June 2005 - Butter is a 10 year old TB broodmare whose extremely long front left hoof wall was 1 3/4 inches longer than the front right hoof.

The reason I put this case study up is that it captures how a bar rapidly over-grew to provide support when the mare lost her medial heel and wall to the quarters. She lost this wall/heel after catching a ragged flared wall in a piece of wire and pulling to free herself. The injury occurred approx. two weeks before I saw her. They had wrapped the foot for a week, and... the wrap came off in the "pasture".

Note from Jan 2009 - This is another "Blast from the Past" - one of my very early clients, a breeder with poor environmental management... her place was not an easy place to keep horses on, and she had over 30 horses most of the time. I trimmed 4 to 15 horses a week here for about a year. Some horses got regular trimming, but most of the feet were only trimmed every 2 to 4 months.

Look at the THRUSH in these feet!!! I advised the owner to treat it, but at the time I had NO IDEA what a horrible problem is was for these horses.

This place was the perfect thrush nursery... horses lived in mud over their fetlocks, there was no manure management and all of the horses had horrible frogs. I got so used to seeing the diseased frogs, high bars and heels that I stopped trying to thoroughly clean the feet.

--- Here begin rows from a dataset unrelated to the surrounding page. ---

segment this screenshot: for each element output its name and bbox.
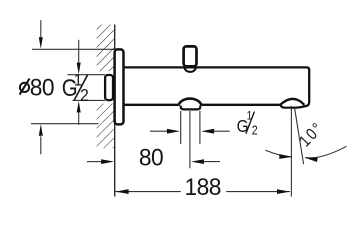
outlet left extension line (for G1/2) — [180, 111, 182, 144]
text ø80 : ø symbol — [20, 83, 29, 92]
inlet nipple G1/2 (behind wall) — [105, 75, 113, 100]
dimension G1/2 lower dimension line + arrow — [78, 113, 80, 125]
tip lip upper arc — [280, 99, 304, 105]
svg-text:2: 2 — [80, 85, 89, 105]
10deg inclined line — [294, 107, 303, 165]
tip lip lower edge — [280, 104, 305, 108]
dimension ø80 top extension line — [32, 48, 116, 50]
dimension G1/2 (outlet) left arrow — [150, 130, 168, 132]
dimension ø80 upper dimension line + arrow — [40, 20, 42, 38]
svg-text:2: 2 — [252, 124, 258, 138]
dimension 80 left arrow — [87, 161, 103, 163]
diverter dome (below top edge) — [184, 67, 196, 72]
svg-text:80: 80 — [139, 144, 164, 171]
tip vertical extension line (188 / 10deg reference) — [290, 106, 292, 197]
dimension 188 line + arrows — [116, 191, 181, 193]
dimension G1/2 (inlet) top extension line — [68, 74, 106, 76]
dimension G1/2 upper dimension line + arrow — [78, 40, 80, 63]
10deg left arc + arrow — [266, 150, 292, 157]
diverter knob — [184, 46, 197, 66]
spout bottom edge (right of outlet) — [202, 104, 281, 106]
wall (hatched) — [97, 25, 115, 149]
svg-text:188: 188 — [185, 173, 221, 200]
outlet centre extension line (for 80) — [189, 111, 191, 168]
wall face line / extension line — [114, 25, 116, 197]
wall flange (escutcheon) — [115, 49, 124, 124]
dimension ø80 bottom extension line — [31, 123, 99, 125]
outlet right extension line (for G1/2) — [199, 111, 201, 144]
dimension ø80 lower dimension line + arrow — [40, 136, 42, 154]
svg-text:80: 80 — [30, 74, 55, 101]
dimension 80 right arrow — [204, 161, 221, 163]
wall clearance around inlet nipple — [95, 71, 115, 103]
bottom outlet cap — [181, 104, 201, 110]
dimension G1/2 (outlet) right arrow — [214, 130, 230, 132]
spout body: top edge, right edge — [123, 67, 309, 106]
dimension G1/2 (inlet) bottom extension line — [73, 99, 106, 101]
10deg right arc + arrow — [305, 146, 346, 158]
spout bottom edge (left of outlet) — [123, 104, 178, 106]
bottom outlet dome — [178, 99, 201, 106]
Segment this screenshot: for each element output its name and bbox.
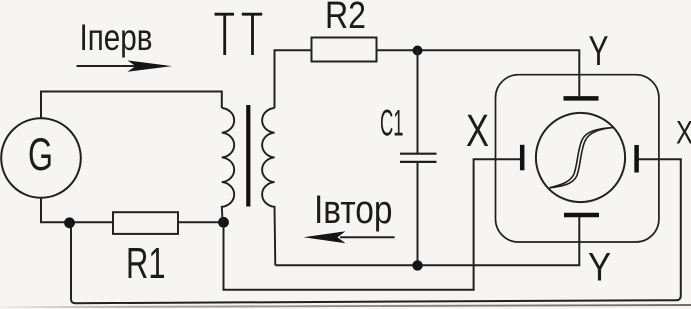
- node junction dot left (G / R1 / X-plate net): [64, 217, 75, 228]
- svg-text:G: G: [28, 129, 53, 180]
- bottom page frame line: [0, 305, 691, 307]
- svg-text:Iвтор: Iвтор: [314, 188, 393, 232]
- hysteresis loop trace on screen: [550, 128, 614, 188]
- CRT screen circle: [536, 113, 625, 202]
- capacitor C1 plates: [400, 153, 437, 155]
- node junction dot top (R2 / C1 / Y-plate net): [413, 46, 423, 56]
- transformer TT core: [246, 105, 250, 207]
- wire: R2 to top Y plate: [377, 50, 580, 96]
- node junction dot bottom (secondary / C1 / Y-plate net): [412, 260, 422, 270]
- svg-text:Y: Y: [589, 27, 609, 74]
- oscilloscope U1 (CRT) body: [496, 75, 659, 242]
- resistor R1: [113, 212, 178, 234]
- wire: right junction down, across, up to left X plate: [224, 159, 521, 290]
- svg-text:R2: R2: [325, 0, 366, 37]
- capacitor C1 leads: [417, 51, 419, 154]
- transformer TT primary winding: [222, 108, 234, 222]
- arrow Iперв (primary current direction): [77, 65, 141, 67]
- deflection plate right X: [634, 145, 639, 173]
- arrow Iвтор (secondary current direction): [340, 236, 395, 238]
- svg-text:C1: C1: [380, 101, 404, 143]
- wire: secondary bottom rail to bottom Y plate: [275, 217, 579, 265]
- svg-text:X: X: [676, 115, 691, 151]
- wire: generator top lead to transformer primary feed: [41, 92, 222, 120]
- deflection plate bottom Y: [564, 213, 599, 218]
- deflection plate top Y: [564, 96, 599, 101]
- node junction dot right (R1 / primary winding / X-plate net): [218, 217, 229, 228]
- generator G1 circle: [1, 118, 81, 198]
- wire: left junction down, bottom rail, up to right X plate: [71, 159, 681, 303]
- resistor R2: [312, 38, 377, 62]
- svg-text:Y: Y: [588, 246, 611, 290]
- deflection plate left X: [520, 145, 525, 171]
- svg-text:X: X: [466, 105, 489, 156]
- svg-text:Iперв: Iперв: [80, 17, 153, 58]
- wire: generator bottom lead and R1 rail: [41, 198, 224, 222]
- transformer TT secondary winding: [262, 108, 275, 265]
- svg-text:R1: R1: [126, 240, 166, 288]
- wire: secondary top feed to R2: [275, 50, 313, 108]
- label TT (hand drawn tees): [215, 14, 263, 55]
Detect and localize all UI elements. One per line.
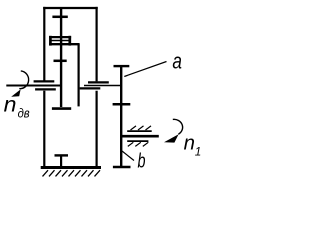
output bearing upper line bbox=[127, 130, 152, 132]
shaft III (vertical, outside housing) bbox=[120, 66, 122, 167]
right wall bearing upper bar bbox=[88, 81, 109, 83]
svg-text:дв: дв bbox=[18, 106, 30, 121]
shaft I (vertical input gear shaft) bbox=[60, 8, 62, 107]
svg-text:a: a bbox=[172, 50, 182, 75]
input rotation arrowhead bbox=[11, 89, 20, 96]
shaft II (vertical, from block elbow) bbox=[77, 44, 79, 106]
input rotation arrow arc bbox=[19, 71, 28, 89]
housing top edge bbox=[43, 7, 97, 9]
svg-text:1: 1 bbox=[195, 145, 202, 158]
shaft I end bar (step bearing) bbox=[52, 107, 71, 110]
shaft I upper crossbar (top bearing) bbox=[52, 16, 67, 19]
output shaft n1 (horizontal) bbox=[121, 135, 159, 138]
output bearing upper hatch bbox=[131, 126, 152, 130]
leader line to label b bbox=[122, 151, 134, 161]
left wall bearing lower bar bbox=[35, 88, 56, 90]
left wall bearing upper bar bbox=[34, 80, 55, 82]
svg-text:n: n bbox=[4, 93, 17, 117]
svg-text:b: b bbox=[138, 149, 146, 172]
shaft III bottom bar bbox=[113, 166, 131, 169]
shaft I lower crossbar (bearing) bbox=[54, 60, 67, 63]
leader line to label a bbox=[124, 62, 166, 77]
housing right wall lower bbox=[95, 91, 97, 168]
output bearing lower hatch bbox=[128, 142, 149, 146]
striped block: middle stripe bbox=[50, 40, 69, 42]
right wall bearing lower bar bbox=[80, 87, 101, 89]
n1 rotation arrowhead bbox=[164, 134, 179, 142]
housing right wall upper bbox=[95, 7, 97, 82]
housing left wall upper bbox=[43, 7, 45, 81]
striped block: bottom stripe + elbow to shaft II bbox=[49, 43, 80, 45]
ground hatching under base bbox=[43, 170, 101, 176]
striped block: right end bar bbox=[68, 36, 71, 46]
svg-text:n: n bbox=[184, 133, 195, 155]
shaft III middle crossbar bbox=[113, 103, 131, 106]
output bearing lower line bbox=[127, 140, 148, 142]
striped block: top stripe bbox=[49, 36, 71, 38]
intermediate horizontal shaft to shaft III bbox=[84, 85, 121, 87]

It was here that I learned that bars protect thrushy feet from painful frog pressure.

 

Before After

Below, note the missing lateral heel and wall, and underneath, the bars had grown up to provide stability. It amazes me that this horse survived having this type of injury in an environment where her feet were continuously submerged in a muddy filthy swamp, but her wall grew out normally.

I was astounded at how balanced the foot appeared to be, and when I lifted it, I saw that the bar on that side of the hoof had thickened at the heel to provide a base of support for the buttress, and had filled in the bar-heel triangle and its calloused surface replaced the missing wall as a base of support for that part of her hoof.

I decided to leave that hoof alone and focused on the very long front feet, which were amazingly easy to begin to get balanced. Her heels were still much too high, but lowering them would mean invading the sole at the bar heel triangle, and I wanted her to weight that area to help wear the heels. The heels will come down nicely in successive trims.

Butter, who had hobbled into the barn for this initial trim, trotted off nickering when released.
When we trimmers look at nightmare feet like these, we groan, sure that we are in over our heads. Results like these keep me going... a sound horse is all the incentive I need to keep working with lame horses who initially resist my efforts to help them.